Pocos pueden darse el lujo de encerrarse «para matarnos en un cuarto de hotel», como cantaba el cuartetero Rodrigo Bueno, encierro que deja a salvo no sólo la vida sino que permite evadir las miradas indiscretas. Quienes ostentan buenos récords en esto de apareamientos de largo término son las martas cibelinas —un mamífero que vive en Rusia y cuya piel funciona bien para confeccionar tapados— que copulan durante horas y horas. Ocho en total, dice Ambrosio García Leal, qué hambre. También hay insectos que se pasan semanas en cópula, pero nadie desea nada de la vida de un insecto, por más que puedan jactarse whisky en mano de sus hazañas mínimas; unos sapos particulares (los
Atelopus
) están sobre la hembra cuatro meses seguidos, qué cargosos. Y, en época de celo, los leones tienen más de 150 relaciones en dos días: lo que parece un error en las técnicas de retardo es en realidad una estrategia para estar seguro de que el embrión que cargará la leona será el propio, no sea cosa.

Según determinó la Sociedad Internacional de Medicina Sexual, para el machito humano, una cópula de menos de 60 segundos significa sufrir de síndrome de eyaculación precoz (pero, a no temer, puede tratarse… no sólo cambiando de pareja, señor, señora). Lo interesante es que la humana eyaculación precoz es algo relativamente novedoso: antes de que el goce femenino fuera la norma para Occidente, qué importaba, cuanto más rápido pasara ese molesto trámite, mejor. Y, lo dijimos antes, en apenas una generación o media generación, no mucho más allá de nuestras abuelas o nuestras tías más grandes. Refinamiento cultural reciente, mucho más que la ópera, las novelas de Víctor Hugo o los relatos de Morales.

Otro punto más a favor de la singularidad de la sexualidad humana, culturalísima. Y por no decir nada de un tema escabroso: el tamaño del pene, exorbitante e innecesariamente grande en el ser humano (en comparación con otros monitos más modestos).
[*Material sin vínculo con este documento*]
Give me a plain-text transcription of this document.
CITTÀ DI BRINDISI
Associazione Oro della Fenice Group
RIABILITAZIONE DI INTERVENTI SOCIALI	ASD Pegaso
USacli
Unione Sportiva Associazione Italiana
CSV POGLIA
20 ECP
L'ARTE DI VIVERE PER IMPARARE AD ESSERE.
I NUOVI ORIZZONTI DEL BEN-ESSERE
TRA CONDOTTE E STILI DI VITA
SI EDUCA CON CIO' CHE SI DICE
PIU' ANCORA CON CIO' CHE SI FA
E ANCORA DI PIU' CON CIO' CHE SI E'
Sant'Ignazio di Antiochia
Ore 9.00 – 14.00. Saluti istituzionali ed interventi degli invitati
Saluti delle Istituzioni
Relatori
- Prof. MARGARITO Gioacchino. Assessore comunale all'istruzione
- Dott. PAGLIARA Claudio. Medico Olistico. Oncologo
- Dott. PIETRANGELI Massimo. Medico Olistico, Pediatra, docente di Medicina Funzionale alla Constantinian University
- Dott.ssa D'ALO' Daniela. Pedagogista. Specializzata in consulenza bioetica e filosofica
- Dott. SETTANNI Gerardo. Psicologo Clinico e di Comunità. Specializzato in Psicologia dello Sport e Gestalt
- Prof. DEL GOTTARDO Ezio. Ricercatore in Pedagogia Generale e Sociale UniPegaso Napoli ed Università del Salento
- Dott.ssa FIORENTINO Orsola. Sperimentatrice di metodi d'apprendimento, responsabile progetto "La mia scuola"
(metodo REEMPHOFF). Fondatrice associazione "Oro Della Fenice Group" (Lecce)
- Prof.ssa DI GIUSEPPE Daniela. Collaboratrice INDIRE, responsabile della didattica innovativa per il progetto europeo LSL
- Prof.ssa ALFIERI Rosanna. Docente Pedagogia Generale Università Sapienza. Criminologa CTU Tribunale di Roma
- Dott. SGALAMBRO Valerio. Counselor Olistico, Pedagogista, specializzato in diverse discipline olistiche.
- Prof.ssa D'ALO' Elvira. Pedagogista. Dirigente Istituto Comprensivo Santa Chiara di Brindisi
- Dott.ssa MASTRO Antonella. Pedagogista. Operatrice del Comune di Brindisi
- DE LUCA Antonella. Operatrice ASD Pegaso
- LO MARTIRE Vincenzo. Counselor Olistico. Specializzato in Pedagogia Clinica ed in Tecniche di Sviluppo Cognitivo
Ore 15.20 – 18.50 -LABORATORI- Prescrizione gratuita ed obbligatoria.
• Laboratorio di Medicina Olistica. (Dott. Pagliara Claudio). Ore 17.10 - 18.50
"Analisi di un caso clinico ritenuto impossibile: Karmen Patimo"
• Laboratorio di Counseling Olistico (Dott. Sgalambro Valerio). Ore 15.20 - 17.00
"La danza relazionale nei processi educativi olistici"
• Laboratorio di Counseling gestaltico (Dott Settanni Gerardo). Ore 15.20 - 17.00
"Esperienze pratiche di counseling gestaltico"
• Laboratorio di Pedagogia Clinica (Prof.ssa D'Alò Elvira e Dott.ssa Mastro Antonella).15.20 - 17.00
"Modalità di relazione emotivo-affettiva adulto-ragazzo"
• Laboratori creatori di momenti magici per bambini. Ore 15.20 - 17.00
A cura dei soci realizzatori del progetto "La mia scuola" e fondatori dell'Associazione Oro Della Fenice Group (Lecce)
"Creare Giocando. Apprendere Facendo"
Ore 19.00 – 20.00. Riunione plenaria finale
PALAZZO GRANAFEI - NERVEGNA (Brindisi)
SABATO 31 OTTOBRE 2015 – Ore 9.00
García Leal, entre otros autores, sostiene no sólo eso sino también que su estructura («en forma de émbolo», es decir, el dispositivo mecánico de ciertas bombas hidráulicas, por ejemplo) esconde una función, quizá no del todo vetusta hoy pero sí poco evidente: retirar el esperma de una pareja anterior de nuestra pareja actual y colocar el nuestro en un lugar preferencial, so traidora. Y he aquí otra diferencia con los otros primates más peludos. Un pene humano necesita entre 100 y 500 embestidas o, cómo llamarlas, ¿idas y vueltas? ¿entradas y salidas? Bueno, ese número, mientras que un macaco se maneja en un rango de entre 2 y 8, un mono búho no pasa de 4 y el mono aullador puede llegar a 20.
1
Ochos segundos ellos, entre ocho minutos y hasta una hora los machos humanos. Qué orgullo.

Lucía

Nacida en un lugar de la provincia de Buenos Aires, a más de 400 kilómetros de la Capital, Lucía —su nombre, como todos, es ficción— estuvo tres años como interna del Pabellón V del Hospital de Clínicas de la Ciudad de Buenos Aires. Según cuenta ahora —sentada en un bar en una esquina del barrio de Belgrano, frente a ciertos cines—, allí, cerca de finales de la década del 70, convivían médicos del interior que no tenían dónde dormir. En el Clínicas hizo todos sus años de residencia y conoció a quien sería su marido. Él era porteño, y hasta auto tenía, toda una rareza por entonces, un símbolo de estatus; provenía de toda una familia de médicos, otro signo de aristocracia. Pero —otra señal en el mismo sentido que las anteriores— falsificó su condición de salteño para poder vivir allí y ser médico 24 horas, siete días a la semana.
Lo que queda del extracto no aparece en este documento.